İBB’ye yönelik yürütülen rüşvet ve yolsuzluk soruşturması kapsamında tutuklu bulunan Ekrem İmamoğlu, Akın Gürlek davasının ikinci duruşmasında hakim karşısına çıktı.
Mütalaasını açıklayan savcı, İmamoğlu’nun 2 yıl 8 aydan 7 yıl 4 aya kadar hapisle cezalandırılmasını talep etti.
Ekrem İmamoğlu Akın Gürlek davasında hakim karşısına çıktı.
İBB Başkanı ve CHP Cumhurbaşkanı Adayı Ekrem İmamoğlu, İstanbul Cumhuriyet Başsavcısı Akın Gürlek ile ilgili ifadeleri nedeniyle açılan davanın ikinci duruşmasında hakim karşısına çıktı. Silivri’deki Marmara Açık Ceza İnfaz Kurumu 2 numaralı duruşma salonunda gerçekleştirilen davaya CHP Lideri Özgür Özel ve partililer de katıldı.
İmamoğlu’nun kullandığı ifadeler nedeniyle “terörle mücadele eden kişileri hedef göstermek”, “hakaret” ve “tehdit” suçlarından yargılandığı davada mütalaasını açıklayan savcı, İmamoğlu’nun 2 yıl 8 aydan 7 yıl 4 aya kadar hapisle cezalandırılmasını talep etti.
Ekrem İmamoğlu’nun savunmasında öne çıkanlar
“Ben neden Silivri’de tutsak, zindandayım?
Çünkü “İstanbul’u kazanan Türkiye’yi kazanır” diyen bir zihniyete karşı tam üç kez seçim kazandık.Çünkü 16 milyon insanımıza eşit hizmet götüren, yoksullardan gençlere, çocuklara, kadınlara kadar herkese dert ortağı olan, dertlerine çözüm üreten halkçı belediyecilik yaptığımız için buradayız. Metroda, altyapıda, kentsel dönüşümde, çevre yatırımlarında icraatçı belediyecilik yaptığımız için buradayız. İstanbul’un muhafızı olduğumuz için, ranta ve talana “hayır” dediğimiz için buradayız.15,5 milyon insanın oyunu aldığım ve milletin güçlü teveccühünü kazandığım için buradayım.

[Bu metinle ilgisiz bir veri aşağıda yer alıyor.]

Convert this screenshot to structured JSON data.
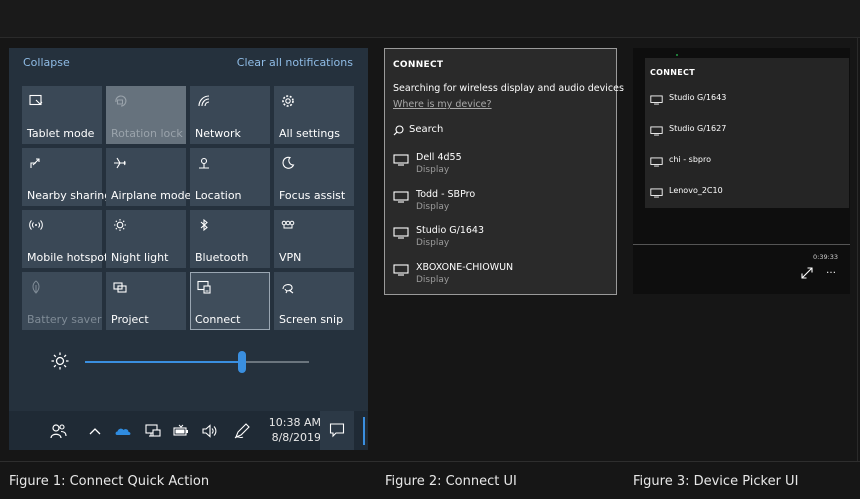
{
  "action_center": {
    "collapse_label": "Collapse",
    "clear_label": "Clear all notifications",
    "tiles": [
      {
        "label": "Tablet mode",
        "icon": "tablet-mode-icon",
        "state": "normal"
      },
      {
        "label": "Rotation lock",
        "icon": "rotation-lock-icon",
        "state": "disabled"
      },
      {
        "label": "Network",
        "icon": "network-icon",
        "state": "normal"
      },
      {
        "label": "All settings",
        "icon": "gear-icon",
        "state": "normal"
      },
      {
        "label": "Nearby sharing",
        "icon": "nearby-sharing-icon",
        "state": "normal"
      },
      {
        "label": "Airplane mode",
        "icon": "airplane-icon",
        "state": "normal"
      },
      {
        "label": "Location",
        "icon": "location-icon",
        "state": "normal"
      },
      {
        "label": "Focus assist",
        "icon": "moon-icon",
        "state": "normal"
      },
      {
        "label": "Mobile hotspot",
        "icon": "hotspot-icon",
        "state": "normal"
      },
      {
        "label": "Night light",
        "icon": "night-light-icon",
        "state": "normal"
      },
      {
        "label": "Bluetooth",
        "icon": "bluetooth-icon",
        "state": "normal"
      },
      {
        "label": "VPN",
        "icon": "vpn-icon",
        "state": "normal"
      },
      {
        "label": "Battery saver",
        "icon": "battery-saver-icon",
        "state": "disabled"
      },
      {
        "label": "Project",
        "icon": "project-icon",
        "state": "normal"
      },
      {
        "label": "Connect",
        "icon": "connect-icon",
        "state": "selected"
      },
      {
        "label": "Screen snip",
        "icon": "screen-snip-icon",
        "state": "normal"
      }
    ],
    "brightness": 0.7,
    "taskbar": {
      "time": "10:38 AM",
      "date": "8/8/2019"
    }
  },
  "connect_ui": {
    "title": "CONNECT",
    "status": "Searching for wireless display and audio devices",
    "help_link": "Where is my device?",
    "search_label": "Search",
    "devices": [
      {
        "name": "Dell 4d55",
        "type": "Display"
      },
      {
        "name": "Todd - SBPro",
        "type": "Display"
      },
      {
        "name": "Studio G/1643",
        "type": "Display"
      },
      {
        "name": "XBOXONE-CHIOWUN",
        "type": "Display"
      }
    ]
  },
  "device_picker": {
    "title": "CONNECT",
    "devices": [
      "Studio G/1643",
      "Studio G/1627",
      "chi - sbpro",
      "Lenovo_2C10"
    ],
    "time": "0:39:33",
    "more_label": "…"
  },
  "captions": {
    "fig1": "Figure 1: Connect Quick Action",
    "fig2": "Figure 2: Connect UI",
    "fig3": "Figure 3: Device Picker UI"
  },
  "colors": {
    "accent": "#3a8fe0",
    "link": "#8fbce6",
    "action_center_bg": "#25313d",
    "tile_bg": "#3a4856"
  }
}
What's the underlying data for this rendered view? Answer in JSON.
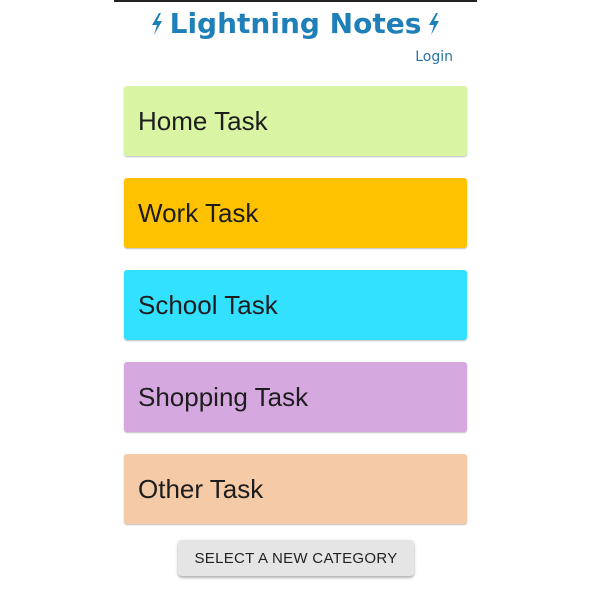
{
  "header": {
    "title": "Lightning Notes",
    "title_color": "#1f7fb8",
    "left_icon": "lightning-bolt-icon",
    "right_icon": "lightning-bolt-icon"
  },
  "nav": {
    "login_label": "Login",
    "login_color": "#2c73ab"
  },
  "categories": [
    {
      "label": "Home Task",
      "color": "#d9f5a3"
    },
    {
      "label": "Work Task",
      "color": "#ffc200"
    },
    {
      "label": "School Task",
      "color": "#32e0ff"
    },
    {
      "label": "Shopping Task",
      "color": "#d6a8e0"
    },
    {
      "label": "Other Task",
      "color": "#f5caa6"
    }
  ],
  "actions": {
    "select_category_label": "SELECT A NEW CATEGORY"
  }
}
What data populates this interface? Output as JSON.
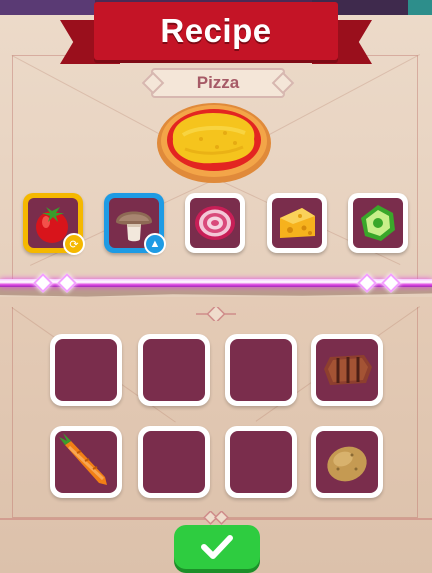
{
  "screen": {
    "title": "Recipe",
    "recipe_name": "Pizza"
  },
  "ingredients": [
    {
      "icon": "tomato-icon",
      "frame": "yellow",
      "badge": "chop-icon"
    },
    {
      "icon": "mushroom-icon",
      "frame": "blue",
      "badge": "flame-icon"
    },
    {
      "icon": "onion-icon",
      "frame": "white"
    },
    {
      "icon": "cheese-icon",
      "frame": "white"
    },
    {
      "icon": "pepper-icon",
      "frame": "white"
    }
  ],
  "dish_slots": [
    {
      "item": null
    },
    {
      "item": null
    },
    {
      "item": null
    },
    {
      "item": "grilled-meat-icon"
    },
    {
      "item": "carrot-icon"
    },
    {
      "item": null
    },
    {
      "item": null
    },
    {
      "item": "potato-icon"
    }
  ],
  "colors": {
    "banner": "#c41426",
    "slot_fill": "#7a2d4c",
    "highlight_yellow": "#f5b800",
    "highlight_blue": "#1e9be4",
    "confirm": "#2ecc40",
    "laser": "#e04ae4"
  },
  "actions": {
    "confirm_icon": "checkmark-icon"
  }
}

Buradan milletimize bir kez daha haykırarak soruyorum:
Biz yargılanıyor muyuz? Hayır!
Biz 90 gündür, hatta bazılarımız 250 gündür tutsak; yargı tacizine maruz kalıyoruz. Psikolojik işkence ve düşman hukuku ile karşı karşıyayız. Kumpaslar, iftiralar, algı operasyonları, gizli tanık yalanları ve geçmişi suç dolu insanların iftiralarıyla esir tutuluyoruz. Bu bir yargılama değil, doğrudan cezalandırmadır.

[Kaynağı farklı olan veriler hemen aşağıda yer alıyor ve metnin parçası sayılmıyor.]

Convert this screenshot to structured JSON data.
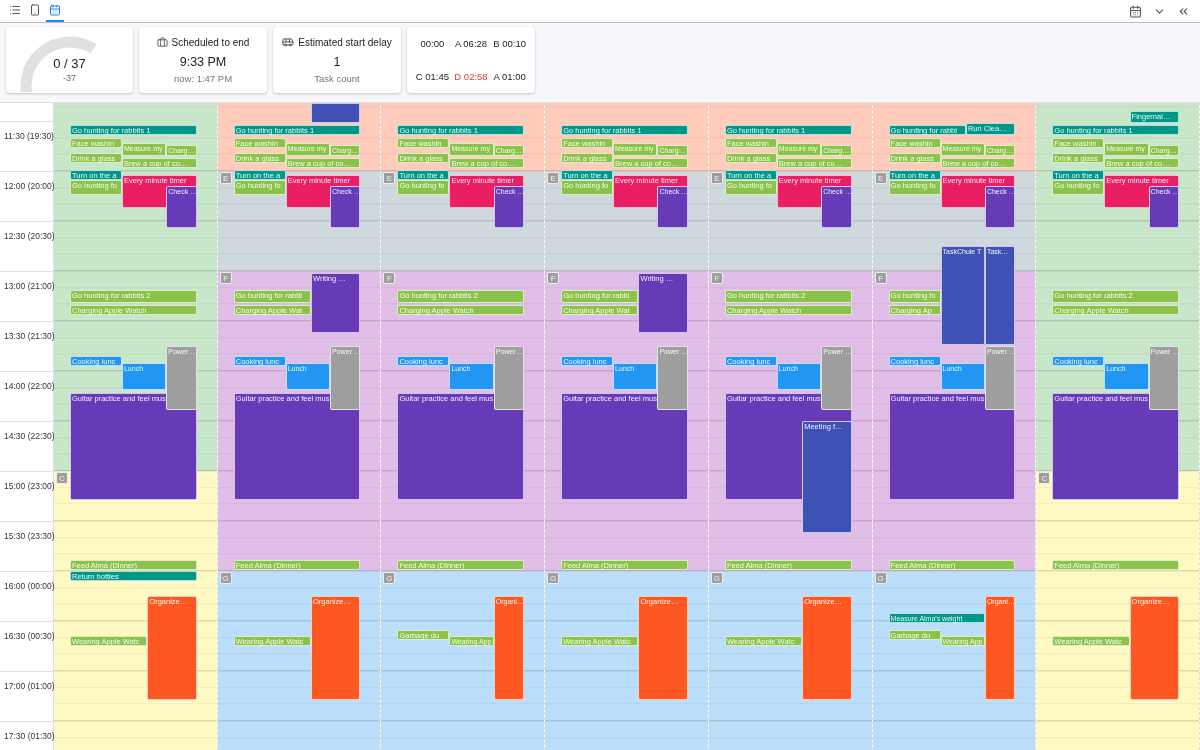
{
  "view_tabs": [
    {
      "kind": "list",
      "selected": false
    },
    {
      "kind": "phone",
      "selected": false
    },
    {
      "kind": "calendar",
      "selected": true
    }
  ],
  "progress": {
    "value": "0 / 37",
    "delta": "-37"
  },
  "scheduled_end": {
    "title": "Scheduled to end",
    "time": "9:33 PM",
    "now": "now: 1:47 PM"
  },
  "start_delay": {
    "title": "Estimated start delay",
    "value": "1",
    "caption": "Task count"
  },
  "counters": [
    {
      "text": "00:00",
      "alert": false
    },
    {
      "text": "A 06:28",
      "alert": false
    },
    {
      "text": "B 00:10",
      "alert": false
    },
    {
      "text": "C 01:45",
      "alert": false
    },
    {
      "text": "D 02:58",
      "alert": true
    },
    {
      "text": "A 01:00",
      "alert": false
    }
  ],
  "time_labels": [
    "11:30 (19:30)",
    "12:00 (20:00)",
    "12:30 (20:30)",
    "13:00 (21:00)",
    "13:30 (21:30)",
    "14:00 (22:00)",
    "14:30 (22:30)",
    "15:00 (23:00)",
    "15:30 (23:30)",
    "16:00 (00:00)",
    "16:30 (00:30)",
    "17:00 (01:00)",
    "17:30 (01:30)"
  ],
  "days": [
    {
      "bands": [
        {
          "color": "#c8e6c9"
        },
        {
          "marker": "C",
          "color": "#fff9c4"
        }
      ],
      "events": [
        {
          "title": "Go hunting for rabbits 1",
          "color": "#009688"
        },
        {
          "title": "Face washin",
          "color": "#8bc34a"
        },
        {
          "title": "Drink a glass",
          "color": "#8bc34a"
        },
        {
          "title": "Measure my",
          "color": "#8bc34a"
        },
        {
          "title": "Charg…",
          "color": "#8bc34a"
        },
        {
          "title": "Brew a cup of co…",
          "color": "#8bc34a"
        },
        {
          "title": "Turn on the a",
          "color": "#009688"
        },
        {
          "title": "Go hunting fo",
          "color": "#8bc34a"
        },
        {
          "title": "Every minute timer",
          "color": "#e91e63"
        },
        {
          "title": "Check …",
          "color": "#673ab7"
        },
        {
          "title": "Go hunting for rabbits 2",
          "color": "#8bc34a"
        },
        {
          "title": "Charging Apple Watch",
          "color": "#8bc34a"
        },
        {
          "title": "Cooking lunc",
          "color": "#2196f3"
        },
        {
          "title": "Guitar practice and feel mus",
          "color": "#673ab7"
        },
        {
          "title": "Lunch",
          "color": "#2196f3"
        },
        {
          "title": "Power …",
          "color": "#9e9e9e"
        },
        {
          "title": "Feed Alma (Dinner)",
          "color": "#8bc34a"
        },
        {
          "title": "Return bottles",
          "color": "#009688"
        },
        {
          "title": "Wearing Apple Watc",
          "color": "#8bc34a"
        },
        {
          "title": "Organize…",
          "color": "#ff5722"
        }
      ]
    },
    {
      "bands": [
        {
          "color": "#ffccbc"
        },
        {
          "marker": "E",
          "color": "#cfd8dc"
        },
        {
          "marker": "F",
          "color": "#e1bee7"
        },
        {
          "marker": "G",
          "color": "#bbdefb"
        }
      ],
      "events": [
        {
          "color": "#3f51b5"
        },
        {
          "title": "Go hunting for rabbits 1",
          "color": "#009688"
        },
        {
          "title": "Face washin",
          "color": "#8bc34a"
        },
        {
          "title": "Drink a glass",
          "color": "#8bc34a"
        },
        {
          "title": "Measure my",
          "color": "#8bc34a"
        },
        {
          "title": "Charg…",
          "color": "#8bc34a"
        },
        {
          "title": "Brew a cup of co…",
          "color": "#8bc34a"
        },
        {
          "title": "Turn on the a",
          "color": "#009688"
        },
        {
          "title": "Go hunting fo",
          "color": "#8bc34a"
        },
        {
          "title": "Every minute timer",
          "color": "#e91e63"
        },
        {
          "title": "Check …",
          "color": "#673ab7"
        },
        {
          "title": "Go hunting for rabbi",
          "color": "#8bc34a"
        },
        {
          "title": "Charging Apple Wat",
          "color": "#8bc34a"
        },
        {
          "title": "Writing …",
          "color": "#673ab7"
        },
        {
          "title": "Cooking lunc",
          "color": "#2196f3"
        },
        {
          "title": "Guitar practice and feel mus",
          "color": "#673ab7"
        },
        {
          "title": "Lunch",
          "color": "#2196f3"
        },
        {
          "title": "Power …",
          "color": "#9e9e9e"
        },
        {
          "title": "Feed Alma (Dinner)",
          "color": "#8bc34a"
        },
        {
          "title": "Wearing Apple Watc",
          "color": "#8bc34a"
        },
        {
          "title": "Organize…",
          "color": "#ff5722"
        }
      ]
    },
    {
      "bands": [
        {
          "color": "#ffccbc"
        },
        {
          "marker": "E",
          "color": "#cfd8dc"
        },
        {
          "marker": "F",
          "color": "#e1bee7"
        },
        {
          "marker": "G",
          "color": "#bbdefb"
        }
      ],
      "events": [
        {
          "title": "Go hunting for rabbits 1",
          "color": "#009688"
        },
        {
          "title": "Face washin",
          "color": "#8bc34a"
        },
        {
          "title": "Drink a glass",
          "color": "#8bc34a"
        },
        {
          "title": "Measure my",
          "color": "#8bc34a"
        },
        {
          "title": "Charg…",
          "color": "#8bc34a"
        },
        {
          "title": "Brew a cup of co…",
          "color": "#8bc34a"
        },
        {
          "title": "Turn on the a",
          "color": "#009688"
        },
        {
          "title": "Go hunting fo",
          "color": "#8bc34a"
        },
        {
          "title": "Every minute timer",
          "color": "#e91e63"
        },
        {
          "title": "Check …",
          "color": "#673ab7"
        },
        {
          "title": "Go hunting for rabbits 2",
          "color": "#8bc34a"
        },
        {
          "title": "Charging Apple Watch",
          "color": "#8bc34a"
        },
        {
          "title": "Cooking lunc",
          "color": "#2196f3"
        },
        {
          "title": "Guitar practice and feel mus",
          "color": "#673ab7"
        },
        {
          "title": "Lunch",
          "color": "#2196f3"
        },
        {
          "title": "Power …",
          "color": "#9e9e9e"
        },
        {
          "title": "Feed Alma (Dinner)",
          "color": "#8bc34a"
        },
        {
          "title": "Garbage du",
          "color": "#8bc34a"
        },
        {
          "title": "Wearing App",
          "color": "#8bc34a"
        },
        {
          "title": "Organi…",
          "color": "#ff5722"
        }
      ]
    },
    {
      "bands": [
        {
          "color": "#ffccbc"
        },
        {
          "marker": "E",
          "color": "#cfd8dc"
        },
        {
          "marker": "F",
          "color": "#e1bee7"
        },
        {
          "marker": "G",
          "color": "#bbdefb"
        }
      ],
      "events": [
        {
          "title": "Go hunting for rabbits 1",
          "color": "#009688"
        },
        {
          "title": "Face washin",
          "color": "#8bc34a"
        },
        {
          "title": "Drink a glass",
          "color": "#8bc34a"
        },
        {
          "title": "Measure my",
          "color": "#8bc34a"
        },
        {
          "title": "Charg…",
          "color": "#8bc34a"
        },
        {
          "title": "Brew a cup of co…",
          "color": "#8bc34a"
        },
        {
          "title": "Turn on the a",
          "color": "#009688"
        },
        {
          "title": "Go hunting fo",
          "color": "#8bc34a"
        },
        {
          "title": "Every minute timer",
          "color": "#e91e63"
        },
        {
          "title": "Check …",
          "color": "#673ab7"
        },
        {
          "title": "Go hunting for rabbi",
          "color": "#8bc34a"
        },
        {
          "title": "Charging Apple Wat",
          "color": "#8bc34a"
        },
        {
          "title": "Writing …",
          "color": "#673ab7"
        },
        {
          "title": "Cooking lunc",
          "color": "#2196f3"
        },
        {
          "title": "Guitar practice and feel mus",
          "color": "#673ab7"
        },
        {
          "title": "Lunch",
          "color": "#2196f3"
        },
        {
          "title": "Power …",
          "color": "#9e9e9e"
        },
        {
          "title": "Feed Alma (Dinner)",
          "color": "#8bc34a"
        },
        {
          "title": "Wearing Apple Watc",
          "color": "#8bc34a"
        },
        {
          "title": "Organize…",
          "color": "#ff5722"
        }
      ]
    },
    {
      "bands": [
        {
          "color": "#ffccbc"
        },
        {
          "marker": "E",
          "color": "#cfd8dc"
        },
        {
          "marker": "F",
          "color": "#e1bee7"
        },
        {
          "marker": "G",
          "color": "#bbdefb"
        }
      ],
      "events": [
        {
          "title": "Go hunting for rabbits 1",
          "color": "#009688"
        },
        {
          "title": "Face washin",
          "color": "#8bc34a"
        },
        {
          "title": "Drink a glass",
          "color": "#8bc34a"
        },
        {
          "title": "Measure my",
          "color": "#8bc34a"
        },
        {
          "title": "Charg…",
          "color": "#8bc34a"
        },
        {
          "title": "Brew a cup of co…",
          "color": "#8bc34a"
        },
        {
          "title": "Turn on the a",
          "color": "#009688"
        },
        {
          "title": "Go hunting fo",
          "color": "#8bc34a"
        },
        {
          "title": "Every minute timer",
          "color": "#e91e63"
        },
        {
          "title": "Check …",
          "color": "#673ab7"
        },
        {
          "title": "Go hunting for rabbits 2",
          "color": "#8bc34a"
        },
        {
          "title": "Charging Apple Watch",
          "color": "#8bc34a"
        },
        {
          "title": "Cooking lunc",
          "color": "#2196f3"
        },
        {
          "title": "Guitar practice and feel mus",
          "color": "#673ab7"
        },
        {
          "title": "Lunch",
          "color": "#2196f3"
        },
        {
          "title": "Power …",
          "color": "#9e9e9e"
        },
        {
          "title": "Meeting f…",
          "color": "#3f51b5"
        },
        {
          "title": "Feed Alma (Dinner)",
          "color": "#8bc34a"
        },
        {
          "title": "Wearing Apple Watc",
          "color": "#8bc34a"
        },
        {
          "title": "Organize…",
          "color": "#ff5722"
        }
      ]
    },
    {
      "bands": [
        {
          "color": "#ffccbc"
        },
        {
          "marker": "E",
          "color": "#cfd8dc"
        },
        {
          "marker": "F",
          "color": "#e1bee7"
        },
        {
          "marker": "G",
          "color": "#bbdefb"
        }
      ],
      "events": [
        {
          "title": "Go hunting for rabbi",
          "color": "#009688"
        },
        {
          "title": "Run Clea…",
          "color": "#009688"
        },
        {
          "title": "Face washin",
          "color": "#8bc34a"
        },
        {
          "title": "Drink a glass",
          "color": "#8bc34a"
        },
        {
          "title": "Measure my",
          "color": "#8bc34a"
        },
        {
          "title": "Charg…",
          "color": "#8bc34a"
        },
        {
          "title": "Brew a cup of co…",
          "color": "#8bc34a"
        },
        {
          "title": "Turn on the a",
          "color": "#009688"
        },
        {
          "title": "Go hunting fo",
          "color": "#8bc34a"
        },
        {
          "title": "Every minute timer",
          "color": "#e91e63"
        },
        {
          "title": "Check …",
          "color": "#673ab7"
        },
        {
          "title": "TaskChule T",
          "color": "#3f51b5"
        },
        {
          "title": "Task…",
          "color": "#3f51b5"
        },
        {
          "title": "Go hunting fo",
          "color": "#8bc34a"
        },
        {
          "title": "Charging Ap",
          "color": "#8bc34a"
        },
        {
          "title": "Cooking lunc",
          "color": "#2196f3"
        },
        {
          "title": "Guitar practice and feel mus",
          "color": "#673ab7"
        },
        {
          "title": "Lunch",
          "color": "#2196f3"
        },
        {
          "title": "Power …",
          "color": "#9e9e9e"
        },
        {
          "title": "Feed Alma (Dinner)",
          "color": "#8bc34a"
        },
        {
          "title": "Measure Alma's weight",
          "color": "#009688"
        },
        {
          "title": "Garbage du",
          "color": "#8bc34a"
        },
        {
          "title": "Wearing App",
          "color": "#8bc34a"
        },
        {
          "title": "Organi…",
          "color": "#ff5722"
        }
      ]
    },
    {
      "bands": [
        {
          "color": "#c8e6c9"
        },
        {
          "marker": "C",
          "color": "#fff9c4"
        }
      ],
      "events": [
        {
          "title": "Go hunting for rabbits 1",
          "color": "#009688"
        },
        {
          "title": "Fingernai…",
          "color": "#009688"
        },
        {
          "title": "Face washin",
          "color": "#8bc34a"
        },
        {
          "title": "Drink a glass",
          "color": "#8bc34a"
        },
        {
          "title": "Measure my",
          "color": "#8bc34a"
        },
        {
          "title": "Charg…",
          "color": "#8bc34a"
        },
        {
          "title": "Brew a cup of co…",
          "color": "#8bc34a"
        },
        {
          "title": "Turn on the a",
          "color": "#009688"
        },
        {
          "title": "Go hunting fo",
          "color": "#8bc34a"
        },
        {
          "title": "Every minute timer",
          "color": "#e91e63"
        },
        {
          "title": "Check …",
          "color": "#673ab7"
        },
        {
          "title": "Go hunting for rabbits 2",
          "color": "#8bc34a"
        },
        {
          "title": "Charging Apple Watch",
          "color": "#8bc34a"
        },
        {
          "title": "Cooking lunc",
          "color": "#2196f3"
        },
        {
          "title": "Guitar practice and feel mus",
          "color": "#673ab7"
        },
        {
          "title": "Lunch",
          "color": "#2196f3"
        },
        {
          "title": "Power …",
          "color": "#9e9e9e"
        },
        {
          "title": "Feed Alma (Dinner)",
          "color": "#8bc34a"
        },
        {
          "title": "Wearing Apple Watc",
          "color": "#8bc34a"
        },
        {
          "title": "Organize…",
          "color": "#ff5722"
        }
      ]
    }
  ]
}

Yargılanmıyoruz, cezalandırılıyoruz
Türkiye tarihinde görülmemiş uygulamaları bu millet yaşadı:
Şafak vakti evlerden insanlar alındı; beş gün boyunca nezarette, pislik içinde, aç ve susuz bırakıldılar. Tutsak arkadaşlarımız yargı mensupları tarafından tehdit edildi. Aileleri ve işleri ile tehdit edilerek iftiraya zorlandılar.600–700 kilometre mesafelere, onlarca arkadaşımız acımasızca sürgün edildi. Kadınlara daha büyük zulümler yapıldı; iftiraya zorlandılar. Avukatların savunma hakları ellerinden alındı; gizlilik kararlarıyla susturuldular. Gençler, aylarca protesto yaptıkları için hapiste tutuldu.
Ne yazık ki milyonlarca insanı temsil eden belediye başkanları, siyasi yol arkadaşlarımız, kıymetli bürokratlarımız haksız ve hukuksuz bir şekilde hapisle cezalandırılıyor. Millet açlık ve sefalet içindeyken, bu zulüm koltuk hırsıyla yapılıyor.
Bu süreçte, benim ülkem adına en büyük idealim; bir hukuk devleti tahayyülüdür.”